Он и взаправду проливал слезы. Совсем казался несчастным перед лицом столь несправедливых обвинений.
– А вон там за домишками... чьи лошади?..
– сказал Мансуров. Он не верил ни одному слову Али Алескера. А тот извивался, чуть ли не становился на колени. И все умолял пойти завтракать. И все восторгался какими-то необыкновенными кушаниями, которые ждут ценителей кулинарии. Он явно трепетал от страха, но своим поведением, своим хлебосольством, искренним, страстным, обезоруживал, растапливал вражду и гнев и доказывал, что ему обидна угроза на лицах Сахиба Джеляла и Мансурова.

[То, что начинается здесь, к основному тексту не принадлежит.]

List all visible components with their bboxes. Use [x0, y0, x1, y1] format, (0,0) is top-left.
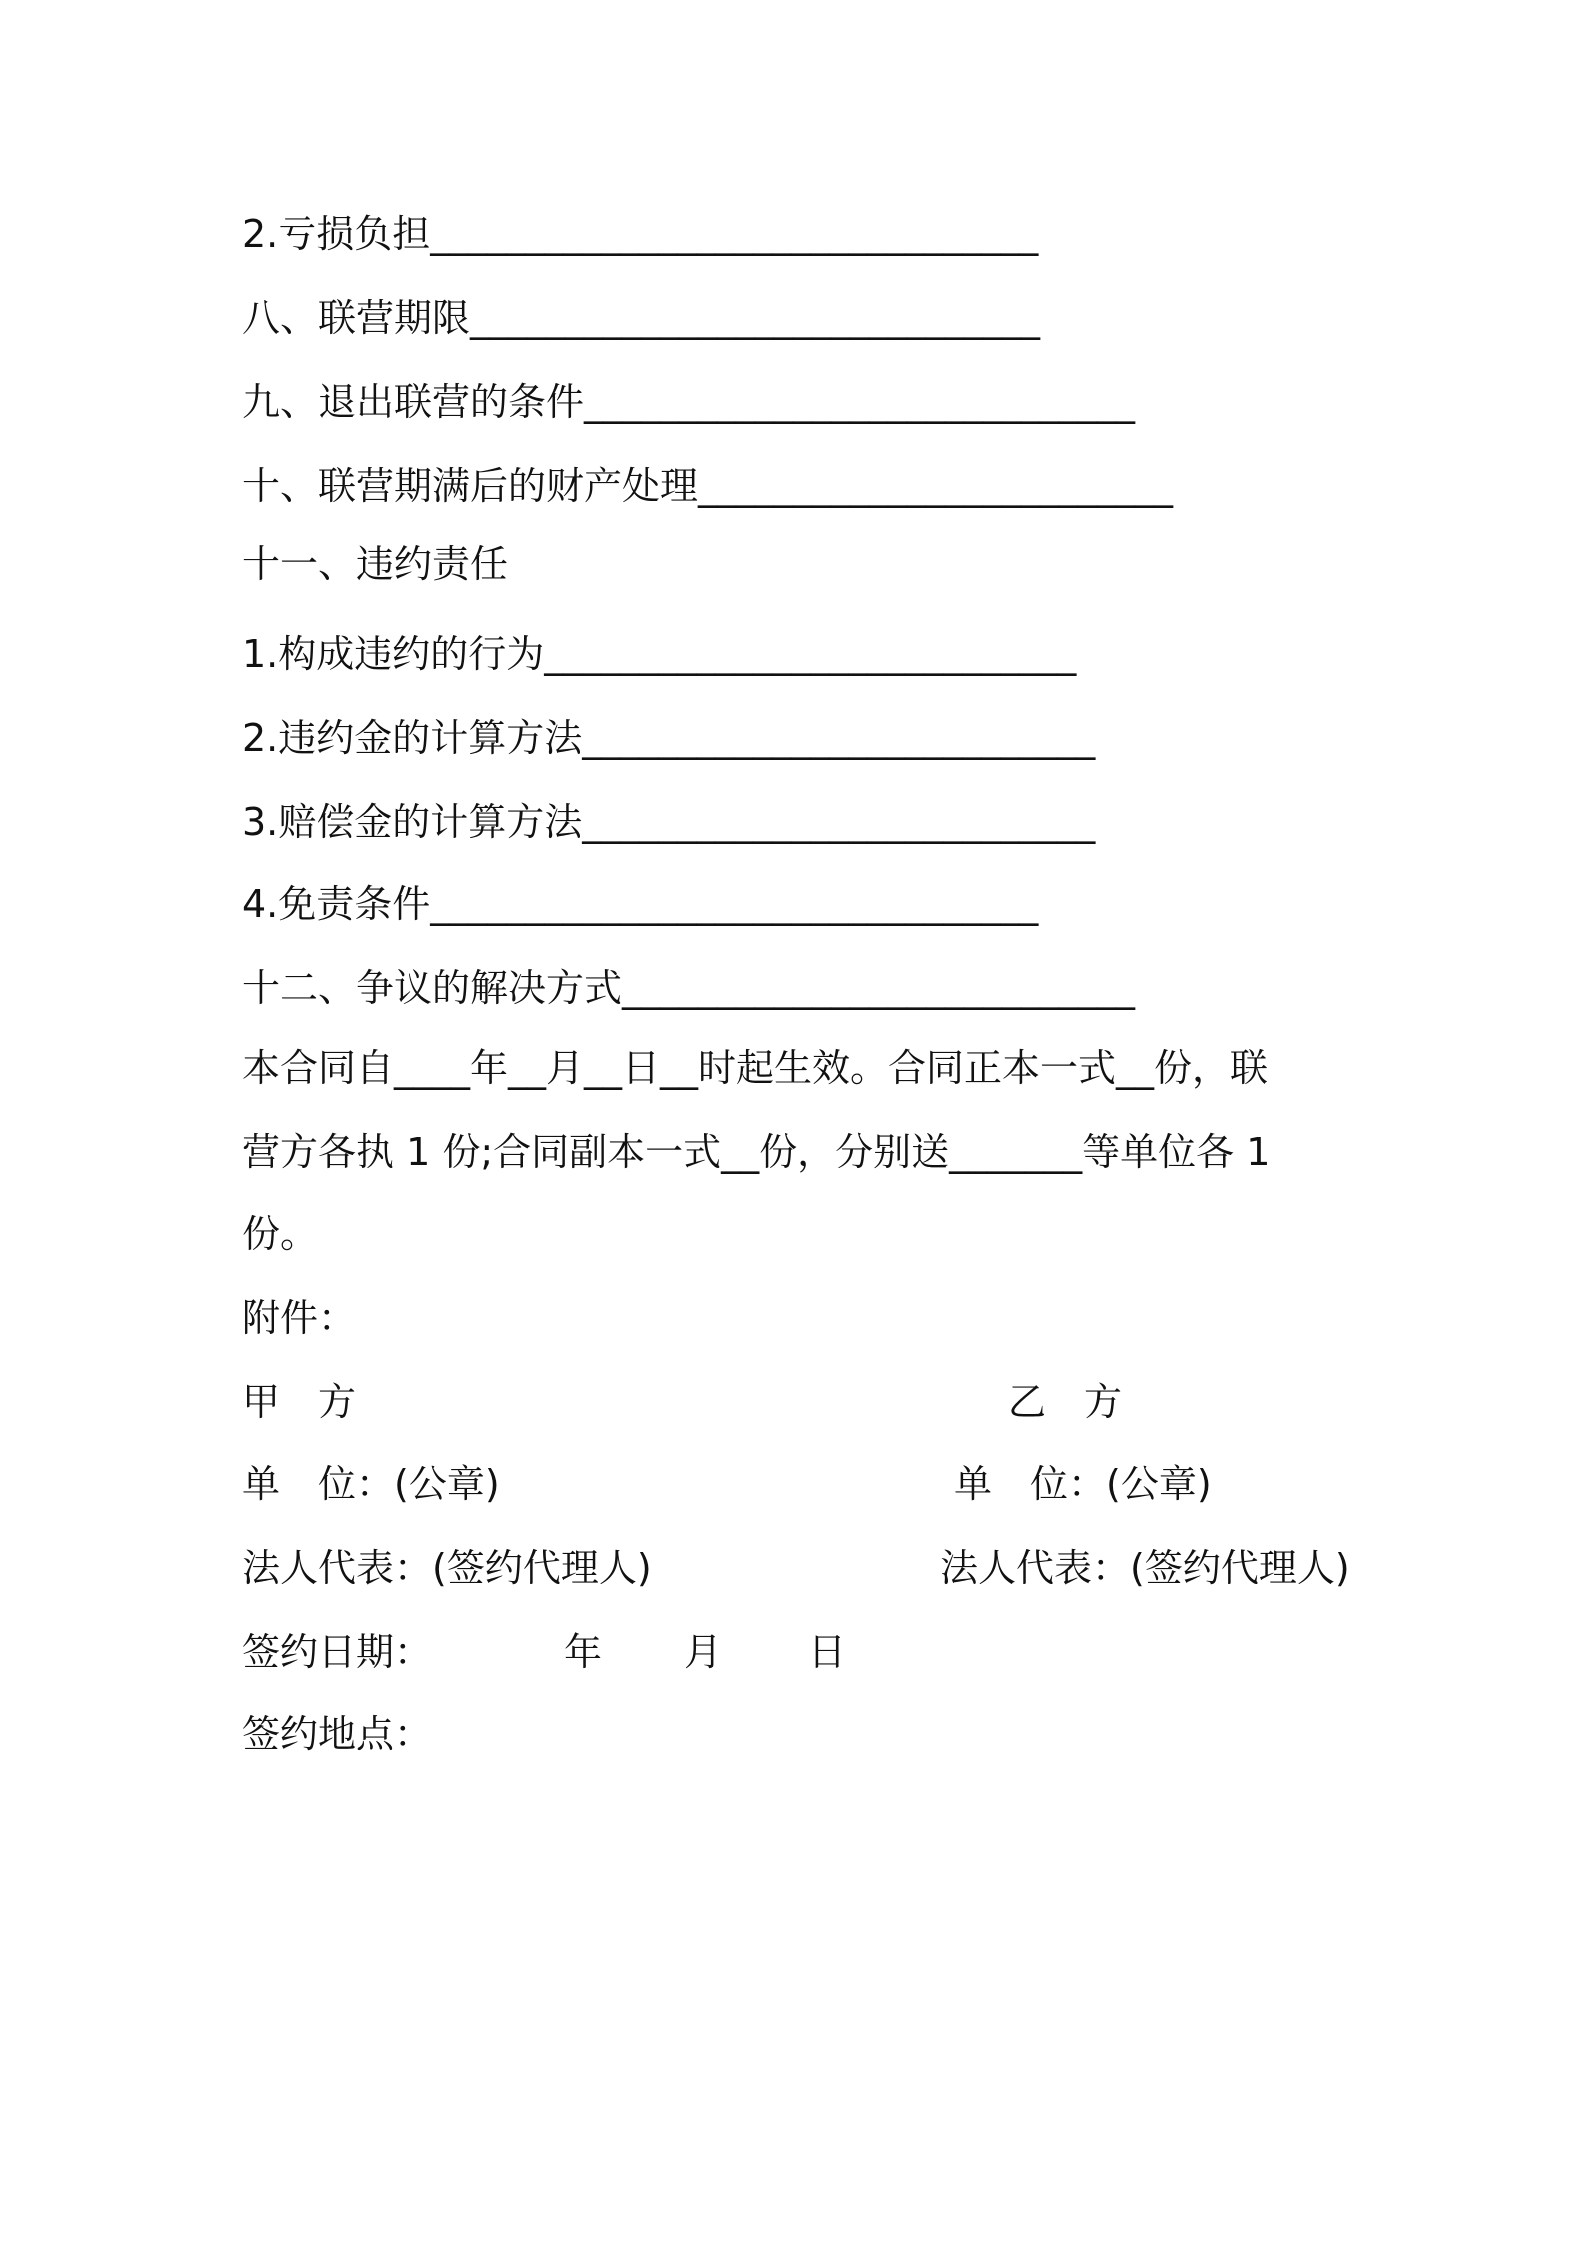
sign-place-label: 签约地点： [242, 1712, 433, 1756]
party-b-unit: 单 位：(公章) [954, 1462, 1212, 1506]
party-b-title: 乙 方 [1008, 1380, 1123, 1424]
effective-clause-line-3: 份。 [242, 1212, 319, 1256]
effective-clause-line-1: 本合同自____年__月__日__时起生效。合同正本一式__份，联 [242, 1046, 1269, 1090]
clause-compensation-calculation: 3.赔偿金的计算方法___________________________ [242, 800, 1096, 844]
clause-loss-bearing: 2.亏损负担________________________________ [242, 212, 1039, 256]
clause-breach-acts: 1.构成违约的行为____________________________ [242, 632, 1077, 676]
clause-dispute-resolution: 十二、争议的解决方式___________________________ [242, 966, 1136, 1010]
party-a-representative: 法人代表：(签约代理人) [242, 1546, 652, 1590]
attachment-label: 附件： [242, 1296, 357, 1340]
clause-exemption-conditions: 4.免责条件________________________________ [242, 882, 1039, 926]
effective-clause-line-2: 营方各执 1 份;合同副本一式__份，分别送_______等单位各 1 [242, 1130, 1271, 1174]
clause-property-handling: 十、联营期满后的财产处理_________________________ [242, 464, 1174, 508]
sign-date-label: 签约日期： [242, 1630, 433, 1674]
clause-breach-liability-heading: 十一、违约责任 [242, 542, 509, 586]
clause-joint-term: 八、联营期限______________________________ [242, 296, 1041, 340]
sign-date-month: 月 [684, 1630, 723, 1674]
party-a-unit: 单 位：(公章) [242, 1462, 500, 1506]
clause-penalty-calculation: 2.违约金的计算方法___________________________ [242, 716, 1096, 760]
party-a-title: 甲 方 [242, 1380, 357, 1424]
sign-date-day: 日 [808, 1630, 847, 1674]
party-b-representative: 法人代表：(签约代理人) [940, 1546, 1350, 1590]
clause-exit-conditions: 九、退出联营的条件_____________________________ [242, 380, 1136, 424]
sign-date-year: 年 [564, 1630, 603, 1674]
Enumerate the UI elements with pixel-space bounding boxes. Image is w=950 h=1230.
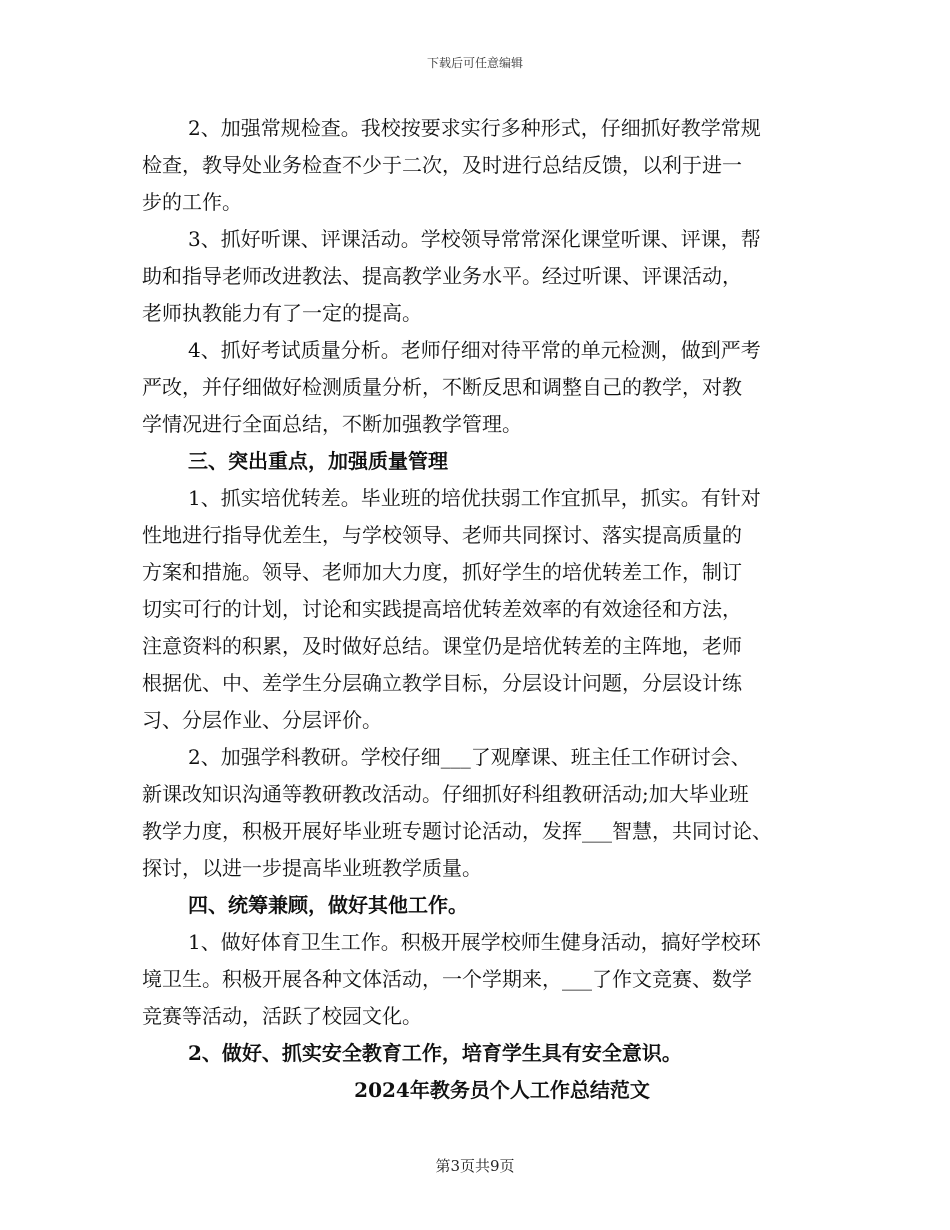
paragraph-line: 步的工作。 (142, 190, 242, 214)
paragraph-line: 助和指导老师改进教法、提高教学业务水平。经过听课、评课活动， (142, 264, 742, 288)
paragraph-line: 1、抓实培优转差。毕业班的培优扶弱工作宜抓早，抓实。有针对 (188, 486, 761, 510)
paragraph-line: 探讨，以进一步提高毕业班教学质量。 (142, 856, 482, 880)
paragraph-line: 根据优、中、差学生分层确立教学目标，分层设计问题，分层设计练 (142, 671, 742, 695)
bold-subheading: 2、做好、抓实安全教育工作，培育学生具有安全意识。 (188, 1041, 682, 1065)
paragraph-line: 新课改知识沟通等教研教改活动。仔细抓好科组教研活动;加大毕业班 (142, 782, 749, 806)
paragraph-line: 学情况进行全面总结，不断加强教学管理。 (142, 412, 522, 436)
paragraph-line: 老师执教能力有了一定的提高。 (142, 301, 422, 325)
paragraph-line: 教学力度，积极开展好毕业班专题讨论活动，发挥___智慧，共同讨论、 (142, 819, 772, 843)
paragraph-line: 注意资料的积累，及时做好总结。课堂仍是培优转差的主阵地，老师 (142, 634, 742, 658)
paragraph-line: 严改，并仔细做好检测质量分析，不断反思和调整自己的教学，对教 (142, 375, 742, 399)
paragraph-line: 2、加强学科教研。学校仔细___了观摩课、班主任工作研讨会、 (188, 745, 751, 769)
paragraph-line: 切实可行的计划，讨论和实践提高培优转差效率的有效途径和方法， (142, 597, 742, 621)
paragraph-line: 性地进行指导优差生，与学校领导、老师共同探讨、落实提高质量的 (142, 523, 742, 547)
paragraph-line: 2、加强常规检查。我校按要求实行多种形式，仔细抓好教学常规 (188, 116, 761, 140)
section-heading: 四、统筹兼顾，做好其他工作。 (188, 893, 468, 917)
paragraph-line: 方案和措施。领导、老师加大力度，抓好学生的培优转差工作，制订 (142, 560, 742, 584)
document-title: 2024年教务员个人工作总结范文 (354, 1078, 650, 1102)
paragraph-line: 检查，教导处业务检查不少于二次，及时进行总结反馈，以利于进一 (142, 153, 742, 177)
paragraph-line: 境卫生。积极开展各种文体活动，一个学期来，___了作文竞赛、数学 (142, 967, 752, 991)
document-body (142, 110, 822, 1109)
paragraph-line: 4、抓好考试质量分析。老师仔细对待平常的单元检测，做到严考 (188, 338, 761, 362)
paragraph-line: 3、抓好听课、评课活动。学校领导常常深化课堂听课、评课，帮 (188, 227, 761, 251)
paragraph-line: 竞赛等活动，活跃了校园文化。 (142, 1004, 422, 1028)
section-heading: 三、突出重点，加强质量管理 (188, 449, 448, 473)
page-header: 下载后可任意编辑 (426, 56, 523, 70)
paragraph-line: 习、分层作业、分层评价。 (142, 708, 382, 732)
page-footer: 第3页共9页 (435, 1157, 515, 1175)
paragraph-line: 1、做好体育卫生工作。积极开展学校师生健身活动，搞好学校环 (188, 930, 761, 954)
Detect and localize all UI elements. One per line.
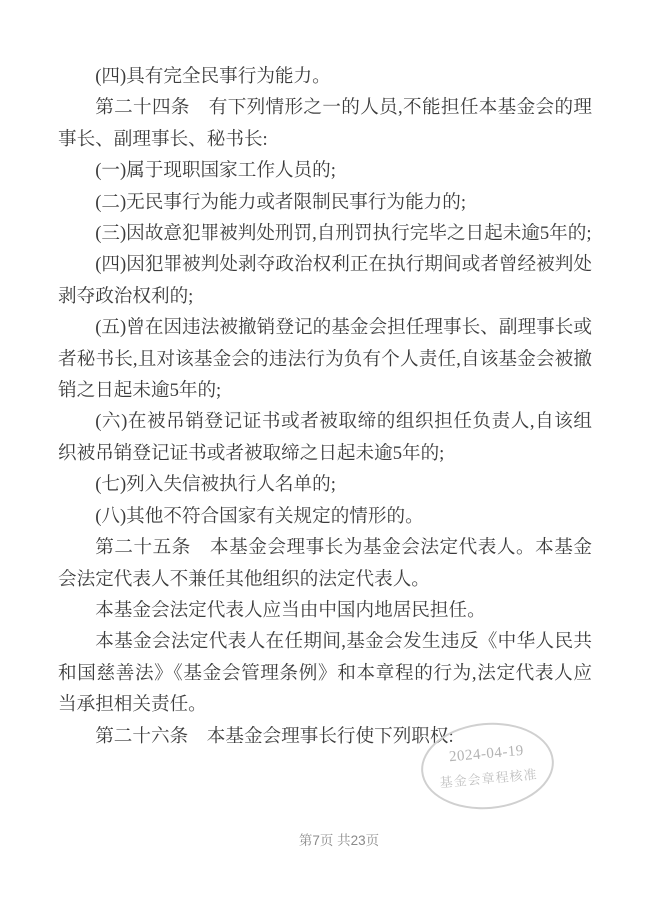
stamp-label: 基金会章程核准: [439, 766, 539, 790]
paragraph: 本基金会法定代表人应当由中国内地居民担任。: [95, 599, 486, 621]
paragraph: (一)属于现职国家工作人员的;: [95, 160, 336, 182]
paragraph: (四)具有完全民事行为能力。: [95, 66, 331, 87]
paragraph: (六)在被吊销登记证书或者被取缔的组织担任负责人,自该组织被吊销登记证书或者被取缔之日起未逾5年的;: [58, 411, 592, 464]
paragraph: (二)无民事行为能力或者限制民事行为能力的;: [95, 191, 467, 213]
paragraph: 第二十五条 本基金会理事长为基金会法定代表人。本基金会法定代表人不兼任其他组织的法定代表人。: [58, 537, 592, 590]
paragraph: (四)因犯罪被判处剥夺政治权利正在执行期间或者曾经被判处剥夺政治权利的;: [58, 254, 592, 307]
stamp-date: 2024-04-19: [448, 742, 525, 765]
paragraph: (五)曾在因违法被撤销登记的基金会担任理事长、副理事长或者秘书长,且对该基金会的违法行为负有个人责任,自该基金会被撤销之日起未逾5年的;: [58, 317, 592, 402]
paragraph: (三)因故意犯罪被判处刑罚,自刑罚执行完毕之日起未逾5年的;: [95, 223, 592, 245]
paragraph: 第二十四条 有下列情形之一的人员,不能担任本基金会的理事长、副理事长、秘书长:: [58, 97, 592, 150]
document-body: [58, 61, 592, 752]
paragraph: 第二十六条 本基金会理事长行使下列职权:: [95, 725, 454, 747]
paragraph: (八)其他不符合国家有关规定的情形的。: [95, 505, 424, 527]
paragraph: 本基金会法定代表人在任期间,基金会发生违反《中华人民共和国慈善法》《基金会管理条例》和本章程的行为,法定代表人应当承担相关责任。: [58, 631, 592, 716]
page-footer: 第7页 共23页: [298, 833, 380, 848]
paragraph: (七)列入失信被执行人名单的;: [95, 474, 336, 496]
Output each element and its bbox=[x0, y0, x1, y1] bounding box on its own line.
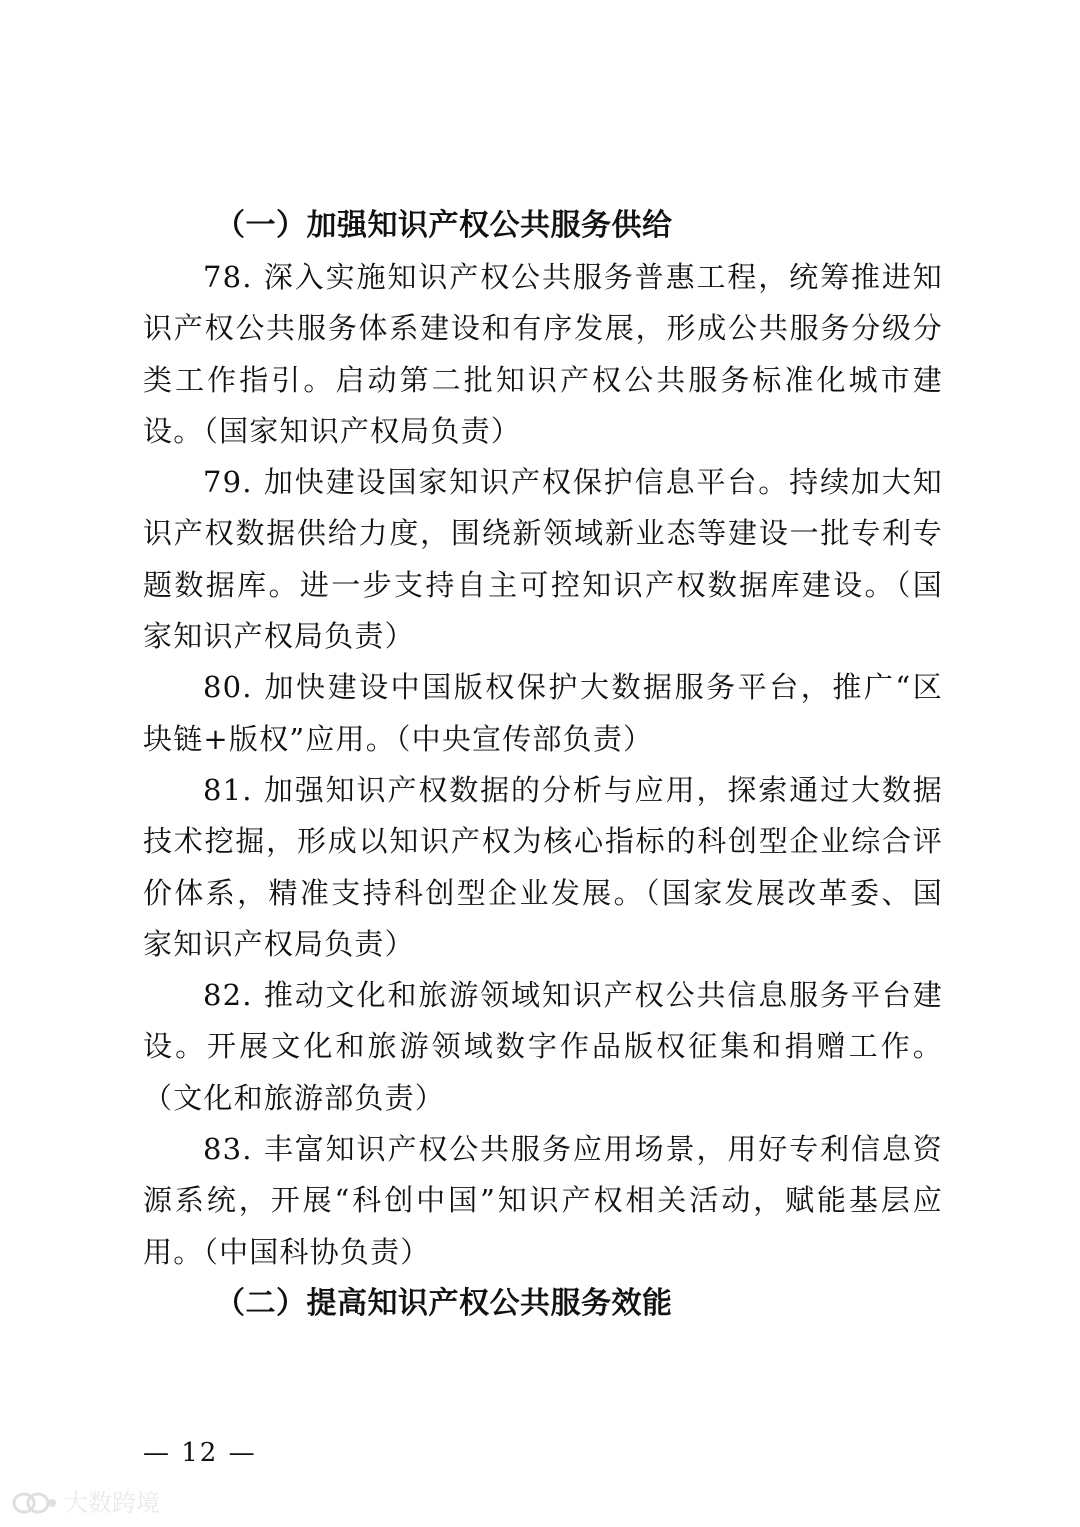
section-heading-1: （一）加强知识产权公共服务供给 bbox=[215, 208, 673, 243]
item-81: 81. 加强知识产权数据的分析与应用，探索通过大数据技术挖掘，形成以知识产权为核心指标的科创型企业综合评价体系，精准支持科创型企业发展。（国家发展改革委、国家知识产权局负责） bbox=[143, 772, 943, 961]
item-82: 82. 推动文化和旅游领域知识产权公共信息服务平台建设。开展文化和旅游领域数字作品版权征集和捐赠工作。（文化和旅游部负责） bbox=[143, 978, 943, 1115]
item-83: 83. 丰富知识产权公共服务应用场景，用好专利信息资源系统，开展“科创中国”知识产权相关活动，赋能基层应用。（中国科协负责） bbox=[143, 1132, 943, 1269]
page-number: — 12 — bbox=[143, 1438, 257, 1468]
watermark-text: 大数跨境 bbox=[64, 1489, 160, 1517]
document-body bbox=[143, 200, 943, 1330]
section-heading-2: （二）提高知识产权公共服务效能 bbox=[215, 1285, 673, 1321]
item-80: 80. 加快建设中国版权保护大数据服务平台，推广“区块链+版权”应用。（中央宣传部负责） bbox=[143, 670, 943, 756]
watermark bbox=[10, 1488, 160, 1518]
item-79: 79. 加快建设国家知识产权保护信息平台。持续加大知识产权数据供给力度，围绕新领域新业态等建设一批专利专题数据库。进一步支持自主可控知识产权数据库建设。（国家知识产权局负责） bbox=[143, 465, 943, 654]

– Умоляю! Поедем кушать! Все остынет, простынет, перепреет. Поедем, клянусь, вы не пожалеете, если вы вкусите небесных кушаний нашего Хорасана.
И вдруг Мансуров решился. Только что Али Алескер упрекал его в том, что он не понимает души Востока. Алексей Иванович прожил очень много на Востоке и был до мозга костей восточным человеком. Он знал восточную дипломатию и отозвался на вызов восточного дипломата Али Алескера. Вместо того чтобы отправить его в тот глиняный домик, где ждал решения своей участи каменный паломник, аллемани в дервишском обличье, Мансуров принял приглашение Али Алескера.
Но вкусить даров Хорасана оказалось не так-то просто. Пришлось снова сесть в автомобили и ехать более часа по дорогам, петляющим меж лысых гор.
Но, когда колонна автомашин наконец остановилась, все пришли в восторг. Перед ними среди зелени деревьев высилось беломраморное здание вычурной арабской архитектуры.
– Дворец принца Каджарского!
– воскликнул, расплываясь в улыбке восторга, Али Алескер.
– Их высочество отсутствуют. Хозяин - мы! Прошу!
Он устремился по широким ступеням, громко отдавая приказы и распоряжения многочисленной челяди, склонившейся в поясных поклонах перед этим суетливым, простонародно одетым толстячком, будто он и был самим принцем.